Inception Transformer
- URL: http://arxiv.org/abs/2205.12956v2
- Date: Thu, 26 May 2022 17:18:32 GMT
- Title: Inception Transformer
- Authors: Chenyang Si, Weihao Yu, Pan Zhou, Yichen Zhou, Xinchao Wang, Shuicheng
Yan
- Abstract summary: Inception Transformer, or iFormer, learns comprehensive features with both high- and low-frequency information in visual data.

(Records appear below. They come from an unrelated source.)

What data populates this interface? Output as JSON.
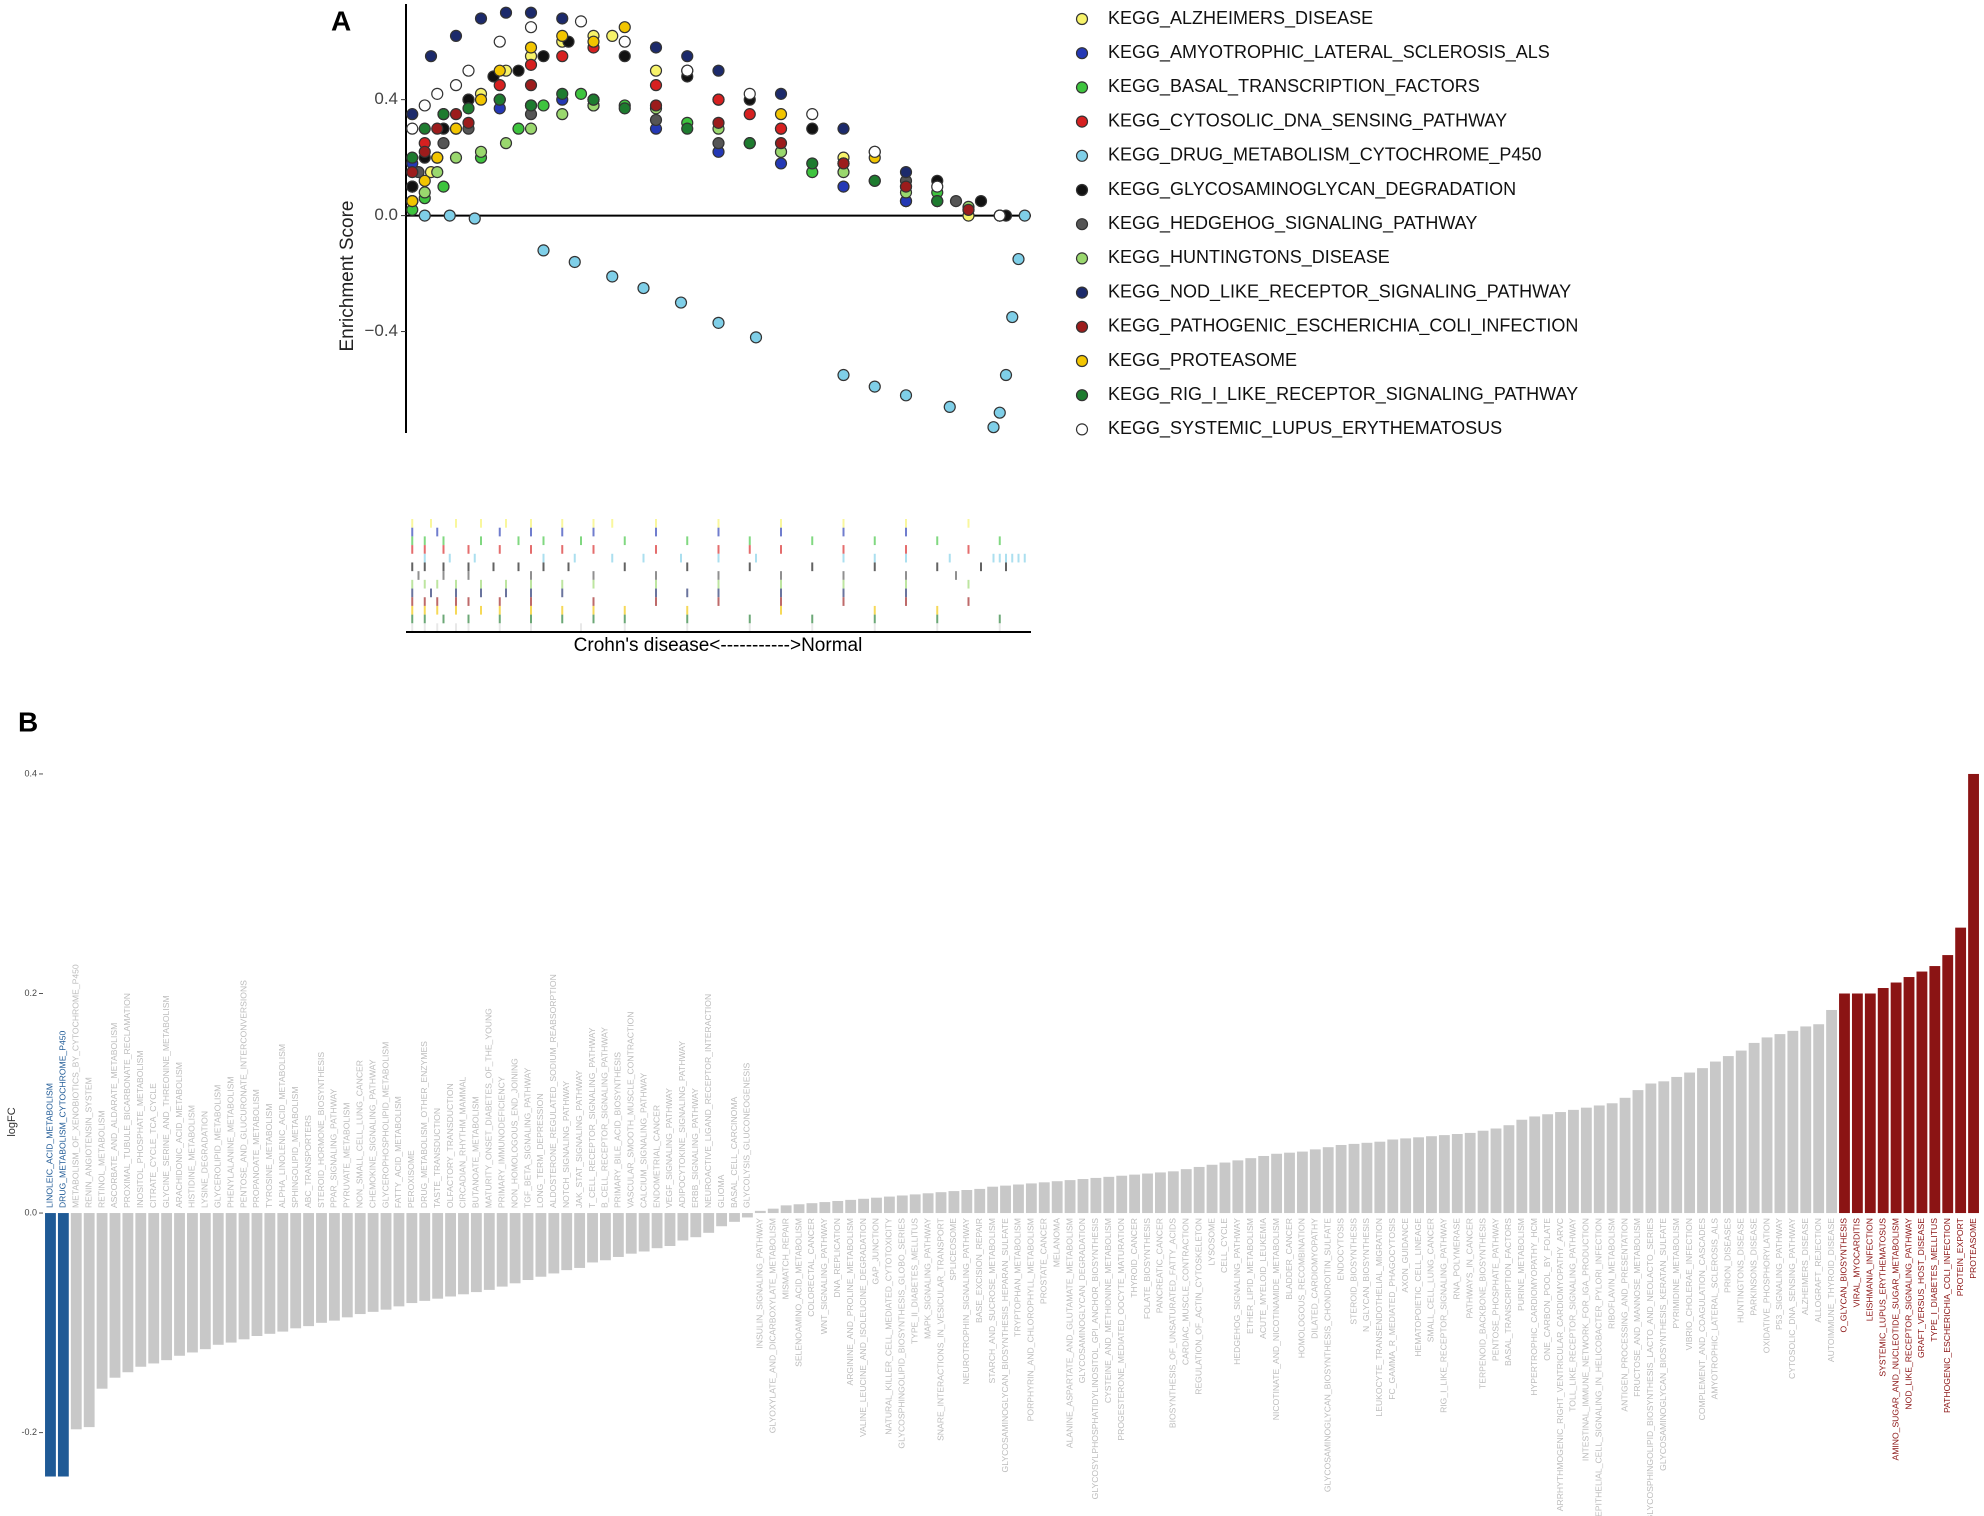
{
  "chart_data": [
    {
      "type": "scatter",
      "panel": "A",
      "ylabel": "Enrichment Score",
      "xlabel": "Crohn's disease<----------->Normal",
      "xlim": [
        0,
        100
      ],
      "ylim": [
        -0.75,
        0.73
      ],
      "yticks": [
        {
          "value": -0.4,
          "label": "−0.4"
        },
        {
          "value": 0,
          "label": "0.0"
        },
        0.4
      ],
      "series": [
        {
          "name": "KEGG_ALZHEIMERS_DISEASE",
          "color": "#f7f36a",
          "x": [
            1,
            4,
            8,
            12,
            16,
            20,
            25,
            30,
            33,
            40,
            50,
            60,
            70,
            80,
            90
          ],
          "values": [
            0.05,
            0.15,
            0.3,
            0.42,
            0.5,
            0.55,
            0.6,
            0.62,
            0.62,
            0.5,
            0.4,
            0.3,
            0.2,
            0.05,
            0.0
          ]
        },
        {
          "name": "KEGG_AMYOTROPHIC_LATERAL_SCLEROSIS_ALS",
          "color": "#2438b5",
          "x": [
            1,
            5,
            15,
            20,
            25,
            30,
            40,
            50,
            60,
            70,
            80
          ],
          "values": [
            0.18,
            0.2,
            0.37,
            0.38,
            0.4,
            0.4,
            0.3,
            0.22,
            0.18,
            0.1,
            0.05
          ]
        },
        {
          "name": "KEGG_BASAL_TRANSCRIPTION_FACTORS",
          "color": "#3ec43e",
          "x": [
            1,
            3,
            6,
            12,
            18,
            22,
            28,
            35,
            45,
            55,
            65,
            75,
            85,
            95
          ],
          "values": [
            0.02,
            0.06,
            0.1,
            0.2,
            0.3,
            0.38,
            0.42,
            0.38,
            0.32,
            0.25,
            0.15,
            0.12,
            0.08,
            0.0
          ]
        },
        {
          "name": "KEGG_CYTOSOLIC_DNA_SENSING_PATHWAY",
          "color": "#d62020",
          "x": [
            1,
            3,
            6,
            10,
            15,
            20,
            25,
            30,
            40,
            50,
            55,
            60,
            70,
            80,
            90
          ],
          "values": [
            0.1,
            0.25,
            0.35,
            0.4,
            0.45,
            0.52,
            0.55,
            0.58,
            0.45,
            0.4,
            0.35,
            0.3,
            0.18,
            0.1,
            0.02
          ]
        },
        {
          "name": "KEGG_DRUG_METABOLISM_CYTOCHROME_P450",
          "color": "#7fcfe8",
          "x": [
            3,
            7,
            11,
            22,
            27,
            33,
            38,
            44,
            50,
            56,
            70,
            75,
            80,
            87,
            94,
            95,
            96,
            97,
            98,
            99
          ],
          "values": [
            0.0,
            0.0,
            -0.01,
            -0.12,
            -0.16,
            -0.21,
            -0.25,
            -0.3,
            -0.37,
            -0.42,
            -0.55,
            -0.59,
            -0.62,
            -0.66,
            -0.73,
            -0.68,
            -0.55,
            -0.35,
            -0.15,
            0.0
          ]
        },
        {
          "name": "KEGG_GLYCOSAMINOGLYCAN_DEGRADATION",
          "color": "#111111",
          "x": [
            1,
            3,
            6,
            10,
            14,
            18,
            22,
            26,
            35,
            45,
            55,
            65,
            75,
            85,
            92,
            96
          ],
          "values": [
            0.1,
            0.2,
            0.3,
            0.4,
            0.48,
            0.5,
            0.55,
            0.6,
            0.55,
            0.48,
            0.4,
            0.3,
            0.22,
            0.12,
            0.05,
            0.0
          ]
        },
        {
          "name": "KEGG_HEDGEHOG_SIGNALING_PATHWAY",
          "color": "#555555",
          "x": [
            2,
            6,
            10,
            20,
            30,
            40,
            50,
            60,
            70,
            80,
            88
          ],
          "values": [
            0.15,
            0.25,
            0.3,
            0.35,
            0.38,
            0.33,
            0.25,
            0.22,
            0.18,
            0.12,
            0.05
          ]
        },
        {
          "name": "KEGG_HUNTINGTONS_DISEASE",
          "color": "#9ad86e",
          "x": [
            1,
            3,
            5,
            8,
            12,
            16,
            20,
            25,
            30,
            40,
            50,
            60,
            70,
            80,
            90
          ],
          "values": [
            0.05,
            0.08,
            0.15,
            0.2,
            0.22,
            0.25,
            0.3,
            0.35,
            0.38,
            0.37,
            0.3,
            0.22,
            0.15,
            0.08,
            0.03
          ]
        },
        {
          "name": "KEGG_NOD_LIKE_RECEPTOR_SIGNALING_PATHWAY",
          "color": "#1c2a6b",
          "x": [
            1,
            4,
            8,
            12,
            16,
            20,
            25,
            40,
            45,
            50,
            60,
            70,
            80
          ],
          "values": [
            0.35,
            0.55,
            0.62,
            0.68,
            0.7,
            0.7,
            0.68,
            0.58,
            0.55,
            0.5,
            0.42,
            0.3,
            0.15
          ]
        },
        {
          "name": "KEGG_PATHOGENIC_ESCHERICHIA_COLI_INFECTION",
          "color": "#9c1c1c",
          "x": [
            1,
            3,
            5,
            8,
            10,
            15,
            20,
            30,
            40,
            50,
            60,
            70,
            80,
            90
          ],
          "values": [
            0.15,
            0.22,
            0.3,
            0.35,
            0.32,
            0.4,
            0.45,
            0.4,
            0.38,
            0.32,
            0.25,
            0.18,
            0.1,
            0.02
          ]
        },
        {
          "name": "KEGG_PROTEASOME",
          "color": "#f2c500",
          "x": [
            1,
            3,
            5,
            8,
            12,
            15,
            20,
            25,
            30,
            35,
            45,
            60,
            75,
            85
          ],
          "values": [
            0.05,
            0.12,
            0.2,
            0.3,
            0.4,
            0.5,
            0.58,
            0.62,
            0.6,
            0.65,
            0.5,
            0.35,
            0.2,
            0.05
          ]
        },
        {
          "name": "KEGG_RIG_I_LIKE_RECEPTOR_SIGNALING_PATHWAY",
          "color": "#1e7b2f",
          "x": [
            1,
            3,
            6,
            10,
            15,
            20,
            25,
            30,
            35,
            45,
            55,
            65,
            75,
            85,
            95
          ],
          "values": [
            0.2,
            0.3,
            0.35,
            0.37,
            0.4,
            0.38,
            0.42,
            0.4,
            0.37,
            0.3,
            0.25,
            0.18,
            0.12,
            0.05,
            0.0
          ]
        },
        {
          "name": "KEGG_SYSTEMIC_LUPUS_ERYTHEMATOSUS",
          "color": "#ffffff",
          "x": [
            1,
            3,
            5,
            8,
            10,
            15,
            20,
            28,
            35,
            45,
            55,
            65,
            75,
            85,
            95
          ],
          "values": [
            0.3,
            0.38,
            0.42,
            0.45,
            0.5,
            0.6,
            0.65,
            0.67,
            0.6,
            0.5,
            0.42,
            0.35,
            0.22,
            0.1,
            0.0
          ]
        }
      ]
    },
    {
      "type": "bar",
      "panel": "B",
      "ylabel": "logFC",
      "ylim": [
        -0.245,
        0.42
      ],
      "yticks": [
        -0.2,
        {
          "value": 0,
          "label": "0.0"
        },
        0.2,
        0.4
      ],
      "groups": [
        {
          "color": "#1f5a96",
          "label_color": "#1f5a96",
          "categories": [
            "LINOLEIC_ACID_METABOLISM",
            "DRUG_METABOLISM_CYTOCHROME_P450"
          ],
          "values": [
            -0.24,
            -0.24
          ]
        },
        {
          "color": "#c8c8c8",
          "label_color": "#bdbdbd",
          "categories": [
            "METABOLISM_OF_XENOBIOTICS_BY_CYTOCHROME_P450",
            "RENIN_ANGIOTENSIN_SYSTEM",
            "RETINOL_METABOLISM",
            "ASCORBATE_AND_ALDARATE_METABOLISM",
            "PROXIMAL_TUBULE_BICARBONATE_RECLAMATION",
            "INOSITOL_PHOSPHATE_METABOLISM",
            "CITRATE_CYCLE_TCA_CYCLE",
            "GLYCINE_SERINE_AND_THREONINE_METABOLISM",
            "ARACHIDONIC_ACID_METABOLISM",
            "HISTIDINE_METABOLISM",
            "LYSINE_DEGRADATION",
            "GLYCEROLIPID_METABOLISM",
            "PHENYLALANINE_METABOLISM",
            "PENTOSE_AND_GLUCURONATE_INTERCONVERSIONS",
            "PROPANOATE_METABOLISM",
            "TYROSINE_METABOLISM",
            "ALPHA_LINOLENIC_ACID_METABOLISM",
            "SPHINGOLIPID_METABOLISM",
            "ABC_TRANSPORTERS",
            "STEROID_HORMONE_BIOSYNTHESIS",
            "PPAR_SIGNALING_PATHWAY",
            "PYRUVATE_METABOLISM",
            "NON_SMALL_CELL_LUNG_CANCER",
            "CHEMOKINE_SIGNALING_PATHWAY",
            "GLYCEROPHOSPHOLIPID_METABOLISM",
            "FATTY_ACID_METABOLISM",
            "PEROXISOME",
            "DRUG_METABOLISM_OTHER_ENZYMES",
            "TASTE_TRANSDUCTION",
            "OLFACTORY_TRANSDUCTION",
            "CIRCADIAN_RHYTHM_MAMMAL",
            "BUTANOATE_METABOLISM",
            "MATURITY_ONSET_DIABETES_OF_THE_YOUNG",
            "PRIMARY_IMMUNODEFICIENCY",
            "NON_HOMOLOGOUS_END_JOINING",
            "TGF_BETA_SIGNALING_PATHWAY",
            "LONG_TERM_DEPRESSION",
            "ALDOSTERONE_REGULATED_SODIUM_REABSORPTION",
            "NOTCH_SIGNALING_PATHWAY",
            "JAK_STAT_SIGNALING_PATHWAY",
            "T_CELL_RECEPTOR_SIGNALING_PATHWAY",
            "B_CELL_RECEPTOR_SIGNALING_PATHWAY",
            "PRIMARY_BILE_ACID_BIOSYNTHESIS",
            "VASCULAR_SMOOTH_MUSCLE_CONTRACTION",
            "CALCIUM_SIGNALING_PATHWAY",
            "ENDOMETRIAL_CANCER",
            "VEGF_SIGNALING_PATHWAY",
            "ADIPOCYTOKINE_SIGNALING_PATHWAY",
            "ERBB_SIGNALING_PATHWAY",
            "NEUROACTIVE_LIGAND_RECEPTOR_INTERACTION",
            "GLIOMA",
            "BASAL_CELL_CARCINOMA",
            "GLYCOLYSIS_GLUCONEOGENESIS",
            "INSULIN_SIGNALING_PATHWAY",
            "GLYOXYLATE_AND_DICARBOXYLATE_METABOLISM",
            "MISMATCH_REPAIR",
            "SELENOAMINO_ACID_METABOLISM",
            "COLORECTAL_CANCER",
            "WNT_SIGNALING_PATHWAY",
            "DNA_REPLICATION",
            "ARGININE_AND_PROLINE_METABOLISM",
            "VALINE_LEUCINE_AND_ISOLEUCINE_DEGRADATION",
            "GAP_JUNCTION",
            "NATURAL_KILLER_CELL_MEDIATED_CYTOTOXICITY",
            "GLYCOSPHINGOLIPID_BIOSYNTHESIS_GLOBO_SERIES",
            "TYPE_II_DIABETES_MELLITUS",
            "MAPK_SIGNALING_PATHWAY",
            "SNARE_INTERACTIONS_IN_VESICULAR_TRANSPORT",
            "SPLICEOSOME",
            "NEUROTROPHIN_SIGNALING_PATHWAY",
            "BASE_EXCISION_REPAIR",
            "STARCH_AND_SUCROSE_METABOLISM",
            "GLYCOSAMINOGLYCAN_BIOSYNTHESIS_HEPARAN_SULFATE",
            "TRYPTOPHAN_METABOLISM",
            "PORPHYRIN_AND_CHLOROPHYLL_METABOLISM",
            "PROSTATE_CANCER",
            "MELANOMA",
            "ALANINE_ASPARTATE_AND_GLUTAMATE_METABOLISM",
            "GLYCOSAMINOGLYCAN_DEGRADATION",
            "GLYCOSYLPHOSPHATIDYLINOSITOL_GPI_ANCHOR_BIOSYNTHESIS",
            "CYSTEINE_AND_METHIONINE_METABOLISM",
            "PROGESTERONE_MEDIATED_OOCYTE_MATURATION",
            "THYROID_CANCER",
            "FOLATE_BIOSYNTHESIS",
            "PANCREATIC_CANCER",
            "BIOSYNTHESIS_OF_UNSATURATED_FATTY_ACIDS",
            "CARDIAC_MUSCLE_CONTRACTION",
            "REGULATION_OF_ACTIN_CYTOSKELETON",
            "LYSOSOME",
            "CELL_CYCLE",
            "HEDGEHOG_SIGNALING_PATHWAY",
            "ETHER_LIPID_METABOLISM",
            "ACUTE_MYELOID_LEUKEMIA",
            "NICOTINATE_AND_NICOTINAMIDE_METABOLISM",
            "BLADDER_CANCER",
            "HOMOLOGOUS_RECOMBINATION",
            "DILATED_CARDIOMYOPATHY",
            "GLYCOSAMINOGLYCAN_BIOSYNTHESIS_CHONDROITIN_SULFATE",
            "ENDOCYTOSIS",
            "STEROID_BIOSYNTHESIS",
            "N_GLYCAN_BIOSYNTHESIS",
            "LEUKOCYTE_TRANSENDOTHELIAL_MIGRATION",
            "FC_GAMMA_R_MEDIATED_PHAGOCYTOSIS",
            "AXON_GUIDANCE",
            "HEMATOPOIETIC_CELL_LINEAGE",
            "SMALL_CELL_LUNG_CANCER",
            "RIG_I_LIKE_RECEPTOR_SIGNALING_PATHWAY",
            "RNA_POLYMERASE",
            "PATHWAYS_IN_CANCER",
            "TERPENOID_BACKBONE_BIOSYNTHESIS",
            "PENTOSE_PHOSPHATE_PATHWAY",
            "BASAL_TRANSCRIPTION_FACTORS",
            "PURINE_METABOLISM",
            "HYPERTROPHIC_CARDIOMYOPATHY_HCM",
            "ONE_CARBON_POOL_BY_FOLATE",
            "ARRHYTHMOGENIC_RIGHT_VENTRICULAR_CARDIOMYOPATHY_ARVC",
            "TOLL_LIKE_RECEPTOR_SIGNALING_PATHWAY",
            "INTESTINAL_IMMUNE_NETWORK_FOR_IGA_PRODUCTION",
            "EPITHELIAL_CELL_SIGNALING_IN_HELICOBACTER_PYLORI_INFECTION",
            "RIBOFLAVIN_METABOLISM",
            "ANTIGEN_PROCESSING_AND_PRESENTATION",
            "FRUCTOSE_AND_MANNOSE_METABOLISM",
            "GLYCOSPHINGOLIPID_BIOSYNTHESIS_LACTO_AND_NEOLACTO_SERIES",
            "GLYCOSAMINOGLYCAN_BIOSYNTHESIS_KERATAN_SULFATE",
            "PYRIMIDINE_METABOLISM",
            "VIBRIO_CHOLERAE_INFECTION",
            "COMPLEMENT_AND_COAGULATION_CASCADES",
            "AMYOTROPHIC_LATERAL_SCLEROSIS_ALS",
            "PRION_DISEASES",
            "HUNTINGTONS_DISEASE",
            "PARKINSONS_DISEASE",
            "OXIDATIVE_PHOSPHORYLATION",
            "P53_SIGNALING_PATHWAY",
            "CYTOSOLIC_DNA_SENSING_PATHWAY",
            "ALZHEIMERS_DISEASE",
            "ALLOGRAFT_REJECTION",
            "AUTOIMMUNE_THYROID_DISEASE"
          ],
          "values": [
            -0.197,
            -0.195,
            -0.16,
            -0.15,
            -0.145,
            -0.14,
            -0.137,
            -0.134,
            -0.13,
            -0.127,
            -0.124,
            -0.12,
            -0.118,
            -0.115,
            -0.112,
            -0.11,
            -0.108,
            -0.105,
            -0.103,
            -0.1,
            -0.098,
            -0.095,
            -0.092,
            -0.09,
            -0.088,
            -0.085,
            -0.082,
            -0.08,
            -0.078,
            -0.076,
            -0.074,
            -0.072,
            -0.07,
            -0.067,
            -0.064,
            -0.061,
            -0.058,
            -0.055,
            -0.052,
            -0.05,
            -0.045,
            -0.043,
            -0.04,
            -0.037,
            -0.035,
            -0.032,
            -0.03,
            -0.025,
            -0.022,
            -0.018,
            -0.012,
            -0.008,
            -0.004,
            0.002,
            0.004,
            0.007,
            0.008,
            0.009,
            0.01,
            0.011,
            0.012,
            0.013,
            0.014,
            0.015,
            0.016,
            0.017,
            0.018,
            0.019,
            0.02,
            0.021,
            0.022,
            0.024,
            0.025,
            0.026,
            0.027,
            0.028,
            0.029,
            0.03,
            0.031,
            0.032,
            0.033,
            0.034,
            0.035,
            0.036,
            0.037,
            0.038,
            0.04,
            0.042,
            0.044,
            0.046,
            0.048,
            0.05,
            0.052,
            0.054,
            0.055,
            0.056,
            0.058,
            0.06,
            0.062,
            0.063,
            0.064,
            0.065,
            0.067,
            0.068,
            0.069,
            0.07,
            0.071,
            0.072,
            0.073,
            0.075,
            0.077,
            0.08,
            0.085,
            0.088,
            0.09,
            0.092,
            0.094,
            0.096,
            0.098,
            0.1,
            0.105,
            0.112,
            0.118,
            0.12,
            0.124,
            0.128,
            0.132,
            0.138,
            0.143,
            0.148,
            0.155,
            0.16,
            0.163,
            0.166,
            0.17,
            0.172,
            0.185
          ]
        },
        {
          "color": "#8b1414",
          "label_color": "#8b1414",
          "categories": [
            "O_GLYCAN_BIOSYNTHESIS",
            "VIRAL_MYOCARDITIS",
            "LEISHMANIA_INFECTION",
            "SYSTEMIC_LUPUS_ERYTHEMATOSUS",
            "AMINO_SUGAR_AND_NUCLEOTIDE_SUGAR_METABOLISM",
            "NOD_LIKE_RECEPTOR_SIGNALING_PATHWAY",
            "GRAFT_VERSUS_HOST_DISEASE",
            "TYPE_I_DIABETES_MELLITUS",
            "PATHOGENIC_ESCHERICHIA_COLI_INFECTION",
            "PROTEIN_EXPORT",
            "PROTEASOME"
          ],
          "values": [
            0.2,
            0.2,
            0.2,
            0.205,
            0.21,
            0.215,
            0.22,
            0.225,
            0.235,
            0.26,
            0.4
          ]
        }
      ]
    }
  ]
}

We benchmark the iFormer on a series of vision tasks, and showcase that it achieves impressive performance on image classification, COCO detection and ADE20K segmentation.
- Score: 151.939077819196
- License: http://arxiv.org/licenses/nonexclusive-distrib/1.0/
- Abstract: Recent studies show that Transformer has strong capability of building
long-range dependencies, yet is incompetent in capturing high frequencies that
predominantly convey local information. To tackle this issue, we present a
novel and general-purpose Inception Transformer, or iFormer for short, that
effectively learns comprehensive features with both high- and low-frequency
information in visual data. Specifically, we design an Inception mixer to
explicitly graft the advantages of convolution and max-pooling for capturing
the high-frequency information to Transformers. Different from recent hybrid
frameworks, the Inception mixer brings greater efficiency through a channel
splitting mechanism to adopt parallel convolution/max-pooling path and
self-attention path as high- and low-frequency mixers, while having the
flexibility to model discriminative information scattered within a wide
frequency range. Considering that bottom layers play more roles in capturing
high-frequency details while top layers more in modeling low-frequency global
information, we further introduce a frequency ramp structure, i.e. gradually
decreasing the dimensions fed to the high-frequency mixer and increasing those
to the low-frequency mixer, which can effectively trade-off high- and
low-frequency components across different layers. We benchmark the iFormer on a
series of vision tasks, and showcase that it achieves impressive performance on
image classification, COCO detection and ADE20K segmentation. For example, our
iFormer-S hits the top-1 accuracy of 83.4% on ImageNet-1K, much higher than
DeiT-S by 3.6%, and even slightly better than much bigger model Swin-B (83.3%)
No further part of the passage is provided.